How fast moon dust piles up measured for first time

Neil Armstrong had no idea what nuisance the lunar soil beneath his feet would prove to be after taking the first step on moon more than 40 years back.

Washington: Neil Armstrong had no idea what nuisance the lunar soil beneath his feet would prove to be after taking the first step on moon more than 40 years back.

The scratchy dust clung to everything it touched, causing scientific instruments to overheat and, for Apollo 17 astronaut Harrison Schmitt, a sort of lunar dust hay fever.

The annoying particles even prompted a scientific experiment to figure out how fast they collect, but NASA`s data got lost. Or, so NASA thought.

Now, more than 40 years later, scientists have used the rediscovered data to make the first determination of how fast lunar dust accumulates.

It builds up unbelievably slowly by the standards of any Earth-bound housekeeper, their calculations show-just fast enough to form a layer about a millimeter (0.04 inch) thick every 1,000 years.

Yet, that rate is 10 times previous estimates. It`s also more than speedy enough to pose a serious problem for the solar cells that serve as critical power sources for space exploration missions.

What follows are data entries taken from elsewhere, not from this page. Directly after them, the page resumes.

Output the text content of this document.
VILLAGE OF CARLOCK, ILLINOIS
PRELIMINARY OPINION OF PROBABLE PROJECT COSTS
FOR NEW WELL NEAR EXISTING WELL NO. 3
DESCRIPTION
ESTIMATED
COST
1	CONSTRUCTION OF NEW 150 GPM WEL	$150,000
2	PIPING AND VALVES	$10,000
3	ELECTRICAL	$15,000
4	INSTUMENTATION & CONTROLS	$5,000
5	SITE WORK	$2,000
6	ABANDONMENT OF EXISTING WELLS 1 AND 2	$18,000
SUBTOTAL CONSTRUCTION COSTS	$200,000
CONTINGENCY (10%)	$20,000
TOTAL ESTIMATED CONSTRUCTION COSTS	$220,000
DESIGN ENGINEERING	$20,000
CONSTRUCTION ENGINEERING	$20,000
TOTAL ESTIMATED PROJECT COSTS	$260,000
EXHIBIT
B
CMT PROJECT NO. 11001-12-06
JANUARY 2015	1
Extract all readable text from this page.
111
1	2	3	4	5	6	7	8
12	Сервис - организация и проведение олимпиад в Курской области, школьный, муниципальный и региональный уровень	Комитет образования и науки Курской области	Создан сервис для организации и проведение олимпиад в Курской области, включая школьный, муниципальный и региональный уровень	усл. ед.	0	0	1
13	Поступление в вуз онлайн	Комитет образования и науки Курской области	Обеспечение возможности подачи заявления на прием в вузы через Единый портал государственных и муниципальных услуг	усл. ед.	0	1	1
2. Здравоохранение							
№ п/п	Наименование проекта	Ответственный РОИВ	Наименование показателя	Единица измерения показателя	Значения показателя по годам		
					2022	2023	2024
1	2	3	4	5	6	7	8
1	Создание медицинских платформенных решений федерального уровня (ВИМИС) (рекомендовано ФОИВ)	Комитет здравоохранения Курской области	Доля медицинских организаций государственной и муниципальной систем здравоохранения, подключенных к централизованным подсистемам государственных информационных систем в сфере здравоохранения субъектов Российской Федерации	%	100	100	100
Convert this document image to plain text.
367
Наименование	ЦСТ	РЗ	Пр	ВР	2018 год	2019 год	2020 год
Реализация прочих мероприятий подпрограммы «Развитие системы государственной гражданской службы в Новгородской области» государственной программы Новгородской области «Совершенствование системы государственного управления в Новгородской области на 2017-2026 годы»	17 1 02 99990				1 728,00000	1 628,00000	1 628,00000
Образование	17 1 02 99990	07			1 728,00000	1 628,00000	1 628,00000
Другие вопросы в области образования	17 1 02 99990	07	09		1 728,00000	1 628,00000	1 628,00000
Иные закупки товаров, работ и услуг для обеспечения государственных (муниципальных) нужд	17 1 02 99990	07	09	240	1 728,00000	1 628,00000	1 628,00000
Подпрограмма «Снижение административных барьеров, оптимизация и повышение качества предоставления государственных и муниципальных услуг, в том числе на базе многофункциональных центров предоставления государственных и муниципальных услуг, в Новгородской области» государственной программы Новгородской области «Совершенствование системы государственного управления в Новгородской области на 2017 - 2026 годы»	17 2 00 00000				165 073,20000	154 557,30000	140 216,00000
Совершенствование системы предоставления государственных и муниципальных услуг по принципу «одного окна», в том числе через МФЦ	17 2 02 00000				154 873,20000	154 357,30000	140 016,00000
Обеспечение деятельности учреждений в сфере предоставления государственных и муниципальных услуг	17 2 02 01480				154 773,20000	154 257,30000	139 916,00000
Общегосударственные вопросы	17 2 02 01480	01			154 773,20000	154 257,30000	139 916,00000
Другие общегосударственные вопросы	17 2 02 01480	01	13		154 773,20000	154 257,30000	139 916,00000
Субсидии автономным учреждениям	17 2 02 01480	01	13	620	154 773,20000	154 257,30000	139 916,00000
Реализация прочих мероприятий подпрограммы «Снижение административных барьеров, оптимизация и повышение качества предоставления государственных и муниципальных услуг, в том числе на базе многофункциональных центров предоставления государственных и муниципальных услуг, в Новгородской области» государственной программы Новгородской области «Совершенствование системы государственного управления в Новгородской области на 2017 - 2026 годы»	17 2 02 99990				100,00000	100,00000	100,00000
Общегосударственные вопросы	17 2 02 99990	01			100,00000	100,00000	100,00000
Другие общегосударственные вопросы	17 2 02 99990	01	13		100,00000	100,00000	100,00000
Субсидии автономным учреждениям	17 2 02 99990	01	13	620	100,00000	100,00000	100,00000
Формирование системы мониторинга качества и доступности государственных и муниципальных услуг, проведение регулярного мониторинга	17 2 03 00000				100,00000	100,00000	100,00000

"You wouldn`t see it; it`s very thin indeed. But, as the Apollo astronauts learned, you can have a devil of a time overcoming even a small amount of dust," University of Western Australia Professor Brian O`Brien, a physicist who developed the experiment while working on the Apollo missions in the 1960s and now has led the new analysis, said.

That faster-than-expected pile-up also implies that lunar dust could have more ways to move around than previously thought, O`Brien added.

In his experiment, dust collected on small solar cells attached to a matchbox-sized case over the course of six years, throughout three Apollo missions. As the granules blocked light from coming in, the voltage the solar cells produced dropped.

The electrical measurements indicated that each year 100 micrograms of lunar dust collected per square centimeter. At that rate, a basketball court on the Moon would collect roughly 450 grams (1 pound) of lunar dust annually.

Comparing the effects on cells from dust and from damaging high-energy radiation from the Sun, O`Brien found that long-term dust accretion could diminish the output from shielded power supplies of a lunar outpost more than even the most intense solar outbursts.

Because the threat posed by radiation damage was recognized early on, solar-cell makers fortified their devices against that sort of harm.

The research is published in Space Weather, a publication of the American Geophysical Union.